There has been so much buzz around Avatar and the future of 3-D, I begin to wonder how it this technology being harness, how does it work and where is it headed.   It looks like its here to stay so we better understand whats actually going on to make 3-D.  Now this same technology is scheduled to be shipped directly into your home.  In the wake of a new Blu-ray standard for high-definition 3-D, Panasonic, Sony and Samsung are all releasing home-theater setups that can display 3-D movies in full high-def glory. Using a combo of 3-D-capable Blu-ray players, TVs and, yes, glasses, the systems are able to deliver separate, full-screen, 1080p pictures to each eye. The technique they use creates a picture as vivid as in a movie theater without requiring a major overhaul of TV technology.
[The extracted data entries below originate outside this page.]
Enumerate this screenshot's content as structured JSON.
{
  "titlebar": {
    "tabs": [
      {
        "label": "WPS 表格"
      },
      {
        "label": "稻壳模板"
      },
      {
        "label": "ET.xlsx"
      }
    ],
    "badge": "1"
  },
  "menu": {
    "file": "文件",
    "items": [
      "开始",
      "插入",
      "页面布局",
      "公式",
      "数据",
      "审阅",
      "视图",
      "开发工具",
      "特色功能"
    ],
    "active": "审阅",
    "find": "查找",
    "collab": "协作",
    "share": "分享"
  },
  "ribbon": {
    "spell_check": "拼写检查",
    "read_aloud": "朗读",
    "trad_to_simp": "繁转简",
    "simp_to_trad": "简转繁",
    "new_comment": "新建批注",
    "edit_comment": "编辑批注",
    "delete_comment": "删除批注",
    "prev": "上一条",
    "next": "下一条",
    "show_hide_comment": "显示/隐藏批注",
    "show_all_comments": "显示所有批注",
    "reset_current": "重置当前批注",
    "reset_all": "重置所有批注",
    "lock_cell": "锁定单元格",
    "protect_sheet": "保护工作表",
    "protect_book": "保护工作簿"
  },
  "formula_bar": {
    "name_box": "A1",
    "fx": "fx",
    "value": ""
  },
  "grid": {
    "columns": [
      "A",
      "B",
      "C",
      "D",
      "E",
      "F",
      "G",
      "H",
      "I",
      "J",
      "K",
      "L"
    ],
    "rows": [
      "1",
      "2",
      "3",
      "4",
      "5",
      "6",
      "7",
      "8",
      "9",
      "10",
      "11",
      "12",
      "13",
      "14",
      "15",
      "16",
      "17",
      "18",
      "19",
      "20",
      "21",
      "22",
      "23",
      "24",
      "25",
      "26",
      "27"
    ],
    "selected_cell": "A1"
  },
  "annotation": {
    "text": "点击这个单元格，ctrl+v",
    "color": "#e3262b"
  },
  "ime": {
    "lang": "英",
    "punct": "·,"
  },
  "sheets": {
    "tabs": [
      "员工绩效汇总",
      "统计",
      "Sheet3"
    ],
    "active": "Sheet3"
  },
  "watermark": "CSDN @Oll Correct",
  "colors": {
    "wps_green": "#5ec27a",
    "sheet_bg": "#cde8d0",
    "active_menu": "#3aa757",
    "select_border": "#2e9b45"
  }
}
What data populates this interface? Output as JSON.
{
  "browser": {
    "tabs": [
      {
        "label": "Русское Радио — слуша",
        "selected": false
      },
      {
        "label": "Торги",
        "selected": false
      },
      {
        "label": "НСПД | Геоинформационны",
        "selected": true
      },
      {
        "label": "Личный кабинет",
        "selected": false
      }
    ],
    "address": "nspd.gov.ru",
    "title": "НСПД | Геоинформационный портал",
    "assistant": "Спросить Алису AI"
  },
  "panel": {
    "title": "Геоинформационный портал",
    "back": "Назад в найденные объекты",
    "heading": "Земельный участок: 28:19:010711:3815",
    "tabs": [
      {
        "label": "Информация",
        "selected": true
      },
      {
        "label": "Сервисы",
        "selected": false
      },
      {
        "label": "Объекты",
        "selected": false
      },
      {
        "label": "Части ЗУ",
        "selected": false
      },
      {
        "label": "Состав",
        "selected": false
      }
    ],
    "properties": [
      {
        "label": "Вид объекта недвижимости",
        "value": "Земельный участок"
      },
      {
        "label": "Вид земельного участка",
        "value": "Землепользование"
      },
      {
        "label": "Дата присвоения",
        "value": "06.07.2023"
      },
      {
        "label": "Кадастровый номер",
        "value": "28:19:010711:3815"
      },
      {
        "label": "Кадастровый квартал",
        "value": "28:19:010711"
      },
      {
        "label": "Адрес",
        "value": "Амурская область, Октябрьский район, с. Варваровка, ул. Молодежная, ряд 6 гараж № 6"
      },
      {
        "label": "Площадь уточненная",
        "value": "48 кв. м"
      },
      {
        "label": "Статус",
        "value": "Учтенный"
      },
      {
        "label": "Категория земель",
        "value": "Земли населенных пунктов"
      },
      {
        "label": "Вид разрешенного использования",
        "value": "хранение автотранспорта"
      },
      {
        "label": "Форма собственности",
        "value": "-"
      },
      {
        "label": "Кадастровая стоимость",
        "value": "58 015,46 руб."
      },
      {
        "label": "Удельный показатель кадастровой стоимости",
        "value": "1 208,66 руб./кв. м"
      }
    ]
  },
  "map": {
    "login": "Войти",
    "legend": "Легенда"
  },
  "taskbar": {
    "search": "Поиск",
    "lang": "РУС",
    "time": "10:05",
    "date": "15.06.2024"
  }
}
And within a few years, a new cable television standard could even bring live events like the World Cup right to your TV in high-def 3-D.


Samsung BD-C6900:  Samsung

 Blu-ray discs have plenty of room to store a separate 1080p signal for each eye (that’s twice as much information as in a 2-D movie), as well as the coding necessary to specify which image is meant for the left side and which for the right. 3-D-ready players use a special chip to interpret this info and send it to a 3-D-capable TV.


Sony Bravia XBR-60LX900:  Sony; Focus Features/Everett Collection (inset)

 We see depth when images from our left and right eyes merge into one; to re-create that in high-def, TVs must refresh the picture at least 120 times a second with alternating frames for the left and right eye, which tricks your brain into seeing only one image. Most new TVs are fast enough to do this, but to be 3-D-capable, TVs must include a converter chip and software to break down the signal and separate the left and right images. An infrared or radio beam syncs shutter glasses [below] with the screen to produce the final 3-D effect.


Panasonic Active-Shutter Glasses:  Panasonic

 Active-shutter glasses, like those included in Panasonic’s system, rapidly block one eye at a time so that each eye sees only the frame meant for it. The glasses contain two small, black-and-clear LCD lenses that darken or lighten when a radio or infrared pulse from the TV (or an add-on emitter) signals that the image is changing. Oh ya and their dorky looking.  At least these are. 

So the big question is how long until they can get rid of the glasses and build the technology right into the TV screen to be seen with out the glasses.